- Born: 11 August 1955 Nakhchivan, Nakhchivan AR, Azerbaijan SSR
- Died: 1 October 1992 (aged 37) Lachin, Lachin Rayon, Azerbaijan
- Burial place: Baku, Azerbaijan
- Occupation: Police Captain
- Awards: National Hero of Azerbaijan

= Ali Mammadov =

Azerbaijani National Hero (1955–1992)

Ali Huseyn oglu Mammadov (Əli Hüseyn oğlu Məmmədov) (11 August 1955 – 1 October 1992) - National Hero of Azerbaijan was born on August 11, 1955, in the Nakhchivan city of Nakhchivan Autonomous Republic of Azerbaijan.

==Life==
During his youth, his parents moved to Baku where he received his secondary education at School No. 255. In 1975, he passed his military service in Hungary. In 1982, he entered the Police Academy. He worked as a police captain within the Department of Criminal Investigation.

==In Battles==
Since 1992, Ali Mammadov started to go to the front. On September 24, 1992, he began to fight in the Lachin Rayon.
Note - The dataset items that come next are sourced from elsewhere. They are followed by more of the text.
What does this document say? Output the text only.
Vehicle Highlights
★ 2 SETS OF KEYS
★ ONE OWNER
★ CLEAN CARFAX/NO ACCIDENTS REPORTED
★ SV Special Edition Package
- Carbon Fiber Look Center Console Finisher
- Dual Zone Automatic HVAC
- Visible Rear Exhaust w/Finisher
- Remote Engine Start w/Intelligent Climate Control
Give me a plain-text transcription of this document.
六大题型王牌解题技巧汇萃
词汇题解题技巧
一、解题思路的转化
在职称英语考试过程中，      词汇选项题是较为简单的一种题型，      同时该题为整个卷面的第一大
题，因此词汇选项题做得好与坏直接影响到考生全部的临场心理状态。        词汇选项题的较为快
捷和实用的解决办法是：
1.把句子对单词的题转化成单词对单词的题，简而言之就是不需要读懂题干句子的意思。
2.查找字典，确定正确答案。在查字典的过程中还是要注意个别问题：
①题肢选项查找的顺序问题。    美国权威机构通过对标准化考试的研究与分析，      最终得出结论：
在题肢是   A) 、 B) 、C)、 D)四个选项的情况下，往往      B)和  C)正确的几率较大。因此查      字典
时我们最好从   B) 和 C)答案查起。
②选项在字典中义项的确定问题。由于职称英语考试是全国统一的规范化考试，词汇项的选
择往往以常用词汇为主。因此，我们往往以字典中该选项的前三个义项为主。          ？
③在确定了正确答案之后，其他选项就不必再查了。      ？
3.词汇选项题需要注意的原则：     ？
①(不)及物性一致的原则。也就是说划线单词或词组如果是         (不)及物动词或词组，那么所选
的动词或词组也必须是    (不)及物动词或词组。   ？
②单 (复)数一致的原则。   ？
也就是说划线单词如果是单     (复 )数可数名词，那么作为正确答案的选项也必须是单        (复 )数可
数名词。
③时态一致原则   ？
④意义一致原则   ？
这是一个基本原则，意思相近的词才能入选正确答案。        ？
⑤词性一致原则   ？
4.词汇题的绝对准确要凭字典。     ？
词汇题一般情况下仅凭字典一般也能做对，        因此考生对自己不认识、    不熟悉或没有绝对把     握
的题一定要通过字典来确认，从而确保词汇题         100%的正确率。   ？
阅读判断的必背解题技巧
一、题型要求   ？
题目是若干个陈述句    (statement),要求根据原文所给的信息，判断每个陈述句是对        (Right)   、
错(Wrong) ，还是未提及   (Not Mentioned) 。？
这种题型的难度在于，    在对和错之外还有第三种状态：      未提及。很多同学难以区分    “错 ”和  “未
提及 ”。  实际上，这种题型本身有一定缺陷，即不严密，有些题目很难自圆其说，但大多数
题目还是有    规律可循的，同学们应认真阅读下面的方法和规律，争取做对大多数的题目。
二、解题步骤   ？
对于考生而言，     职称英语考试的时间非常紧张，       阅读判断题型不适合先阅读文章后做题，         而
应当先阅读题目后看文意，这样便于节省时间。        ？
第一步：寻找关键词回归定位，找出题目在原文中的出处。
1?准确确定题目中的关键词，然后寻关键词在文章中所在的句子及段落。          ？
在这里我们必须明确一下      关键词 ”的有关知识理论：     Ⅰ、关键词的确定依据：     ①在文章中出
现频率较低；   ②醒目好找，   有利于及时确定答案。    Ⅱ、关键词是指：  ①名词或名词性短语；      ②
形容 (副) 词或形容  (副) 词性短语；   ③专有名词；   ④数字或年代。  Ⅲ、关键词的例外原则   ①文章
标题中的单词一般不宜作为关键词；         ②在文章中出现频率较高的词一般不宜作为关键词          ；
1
He and other fighters which had captured the Gyzarty height and were subjected to a strong attack in the early morning on October 1, 1992. While bringing out wounded to a safe place, and fighting in the center of the battle, Ali was severely wounded in the head and died at the battlefield.

==Family==
He was married and had two children.

==Awards==
He was posthumously awarded the title of the National Hero of Azerbaijan by the decree # 273 of the president of Azerbaijan Republic on 19 October 1992.

He was buried in the Alley of Martyrs in Baku.

One of the streets of Baku is named after Ali Mammadov.